The Coastal Ferry Services Contract permits BC Ferries to apply to the Commission for authorization to discontinue a route under section 44 of the Coastal Ferry Act. To date, BC Ferries has not applied for permission to discontinue serving any of its 24 routes.
According to the Coastal Ferry Act, in assessing an application for authorization to discontinue service, the Commission must consider whether:
- another form of affordable transportation exists or is likely to be established to link the locations served by the designated ferry route;
- it is possible to operate the designated ferry route economically at an affordable tariff level;
- the Province is willing to reduce the core ferry services required on, or increase its service fee contribution for, the designated ferry route; and
- an extraordinary drop in traffic has occurred because of a change in the local economy or some other unanticipated factor.
The Commissioner must not authorize the discontinuance of a designated route unless:
- BC Ferries has made a suitable economic case for the route’s discontinuance; and
- the Commissioner is satisfied that increasing tariffs on the route would not, because of a reduction in user demand or otherwise, result in revenues on the route increasing to the extent necessary to enable economic operation of the route.
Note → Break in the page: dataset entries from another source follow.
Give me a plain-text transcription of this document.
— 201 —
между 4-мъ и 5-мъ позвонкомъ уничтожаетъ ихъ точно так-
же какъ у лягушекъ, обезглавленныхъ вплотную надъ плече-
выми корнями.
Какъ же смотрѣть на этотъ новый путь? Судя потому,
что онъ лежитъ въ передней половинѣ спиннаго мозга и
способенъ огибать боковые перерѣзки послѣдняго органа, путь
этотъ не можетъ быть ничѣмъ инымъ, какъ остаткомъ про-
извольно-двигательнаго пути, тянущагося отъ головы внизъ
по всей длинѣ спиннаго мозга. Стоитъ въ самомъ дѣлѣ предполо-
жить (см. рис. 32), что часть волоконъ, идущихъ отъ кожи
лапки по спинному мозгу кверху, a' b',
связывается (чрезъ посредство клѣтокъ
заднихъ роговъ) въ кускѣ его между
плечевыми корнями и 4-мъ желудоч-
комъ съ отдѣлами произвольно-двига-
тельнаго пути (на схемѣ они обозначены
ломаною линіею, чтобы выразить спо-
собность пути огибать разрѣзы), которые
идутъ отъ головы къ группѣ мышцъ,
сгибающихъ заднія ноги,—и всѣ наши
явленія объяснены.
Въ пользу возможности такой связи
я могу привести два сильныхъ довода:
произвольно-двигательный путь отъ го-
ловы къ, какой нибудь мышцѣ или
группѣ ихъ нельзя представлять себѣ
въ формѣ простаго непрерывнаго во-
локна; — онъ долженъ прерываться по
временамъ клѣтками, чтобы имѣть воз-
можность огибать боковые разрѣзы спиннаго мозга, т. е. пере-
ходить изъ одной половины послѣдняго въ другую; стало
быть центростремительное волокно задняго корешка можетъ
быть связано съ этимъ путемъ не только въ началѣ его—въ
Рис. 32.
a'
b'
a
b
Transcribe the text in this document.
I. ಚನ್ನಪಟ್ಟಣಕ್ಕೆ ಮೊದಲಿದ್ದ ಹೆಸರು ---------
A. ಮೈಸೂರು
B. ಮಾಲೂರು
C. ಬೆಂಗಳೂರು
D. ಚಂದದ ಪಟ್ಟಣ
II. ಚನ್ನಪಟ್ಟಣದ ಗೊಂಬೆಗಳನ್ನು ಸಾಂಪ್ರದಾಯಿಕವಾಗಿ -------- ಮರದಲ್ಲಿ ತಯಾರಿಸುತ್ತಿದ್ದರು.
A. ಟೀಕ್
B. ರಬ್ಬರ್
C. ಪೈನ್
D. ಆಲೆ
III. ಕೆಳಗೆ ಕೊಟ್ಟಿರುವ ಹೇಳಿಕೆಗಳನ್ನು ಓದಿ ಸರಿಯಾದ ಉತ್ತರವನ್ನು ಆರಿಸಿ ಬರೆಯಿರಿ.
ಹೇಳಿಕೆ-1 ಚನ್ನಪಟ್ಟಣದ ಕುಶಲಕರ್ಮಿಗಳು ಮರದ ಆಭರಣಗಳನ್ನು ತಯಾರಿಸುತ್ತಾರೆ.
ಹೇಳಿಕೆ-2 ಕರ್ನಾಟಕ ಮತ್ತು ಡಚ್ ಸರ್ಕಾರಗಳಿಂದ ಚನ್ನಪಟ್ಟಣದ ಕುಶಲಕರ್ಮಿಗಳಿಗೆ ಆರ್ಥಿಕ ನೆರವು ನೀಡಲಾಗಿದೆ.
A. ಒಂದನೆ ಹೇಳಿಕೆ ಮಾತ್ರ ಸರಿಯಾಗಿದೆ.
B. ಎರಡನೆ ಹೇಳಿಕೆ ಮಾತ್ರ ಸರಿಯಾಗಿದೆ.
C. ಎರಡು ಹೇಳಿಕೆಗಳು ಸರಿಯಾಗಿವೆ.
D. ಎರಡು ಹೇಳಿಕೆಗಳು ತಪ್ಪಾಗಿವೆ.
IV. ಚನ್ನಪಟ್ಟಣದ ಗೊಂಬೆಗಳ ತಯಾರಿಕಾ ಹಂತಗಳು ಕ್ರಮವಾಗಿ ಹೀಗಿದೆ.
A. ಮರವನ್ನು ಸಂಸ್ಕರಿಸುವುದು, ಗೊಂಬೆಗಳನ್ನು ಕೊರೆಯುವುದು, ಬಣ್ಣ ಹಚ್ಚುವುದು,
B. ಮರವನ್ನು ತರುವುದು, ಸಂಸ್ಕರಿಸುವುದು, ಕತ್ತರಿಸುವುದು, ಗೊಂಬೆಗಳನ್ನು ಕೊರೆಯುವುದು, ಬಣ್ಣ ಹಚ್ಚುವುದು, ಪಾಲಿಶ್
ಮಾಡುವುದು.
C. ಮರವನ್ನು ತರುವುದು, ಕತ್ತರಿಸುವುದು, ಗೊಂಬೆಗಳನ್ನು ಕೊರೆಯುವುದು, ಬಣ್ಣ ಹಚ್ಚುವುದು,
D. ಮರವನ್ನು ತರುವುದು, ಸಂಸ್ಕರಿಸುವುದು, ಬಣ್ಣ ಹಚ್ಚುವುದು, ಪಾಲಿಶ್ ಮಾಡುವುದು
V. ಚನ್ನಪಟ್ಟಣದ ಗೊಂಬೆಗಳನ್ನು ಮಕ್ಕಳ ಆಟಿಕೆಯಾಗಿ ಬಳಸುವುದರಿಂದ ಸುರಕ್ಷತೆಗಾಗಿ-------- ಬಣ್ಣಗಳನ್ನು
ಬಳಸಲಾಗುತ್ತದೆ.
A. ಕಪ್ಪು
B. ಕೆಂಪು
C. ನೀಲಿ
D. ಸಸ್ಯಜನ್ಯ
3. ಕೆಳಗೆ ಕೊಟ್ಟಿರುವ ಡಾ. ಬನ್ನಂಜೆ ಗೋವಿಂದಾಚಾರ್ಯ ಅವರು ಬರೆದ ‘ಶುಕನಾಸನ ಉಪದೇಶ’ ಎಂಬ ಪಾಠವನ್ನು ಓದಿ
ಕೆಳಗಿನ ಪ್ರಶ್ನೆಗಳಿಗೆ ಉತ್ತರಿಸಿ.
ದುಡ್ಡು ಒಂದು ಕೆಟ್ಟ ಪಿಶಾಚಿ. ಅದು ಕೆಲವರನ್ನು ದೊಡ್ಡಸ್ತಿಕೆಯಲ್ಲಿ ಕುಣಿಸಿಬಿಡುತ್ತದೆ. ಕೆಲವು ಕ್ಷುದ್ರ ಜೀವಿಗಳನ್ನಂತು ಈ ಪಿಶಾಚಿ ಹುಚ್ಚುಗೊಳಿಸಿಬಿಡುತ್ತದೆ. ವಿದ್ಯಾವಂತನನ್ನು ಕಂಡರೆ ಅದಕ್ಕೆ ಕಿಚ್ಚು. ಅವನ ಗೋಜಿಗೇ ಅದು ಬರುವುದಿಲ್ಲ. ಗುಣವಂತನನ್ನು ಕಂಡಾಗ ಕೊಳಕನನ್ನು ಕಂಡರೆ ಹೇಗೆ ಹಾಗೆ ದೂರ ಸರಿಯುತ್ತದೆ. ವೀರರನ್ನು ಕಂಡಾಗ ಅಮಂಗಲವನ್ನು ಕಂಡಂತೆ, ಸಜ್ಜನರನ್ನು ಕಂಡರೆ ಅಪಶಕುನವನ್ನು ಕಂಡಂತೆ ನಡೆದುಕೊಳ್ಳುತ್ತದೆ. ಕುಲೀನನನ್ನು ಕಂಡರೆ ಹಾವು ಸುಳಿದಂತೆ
The Commissioner may hold a public hearing before authorizing a route discontinuance.
Under the Coastal Ferry Services Contract between the Province and BC Ferries, if a vessel becomes surplus to BC Ferries’ requirements as a result of a route discontinuance, BC Ferries may require the Province to purchase the surplus vessel for net book value, provided that BC Ferries has used all reasonable commercial efforts to redeploy the surplus vessel to another ferry route in British Columbia.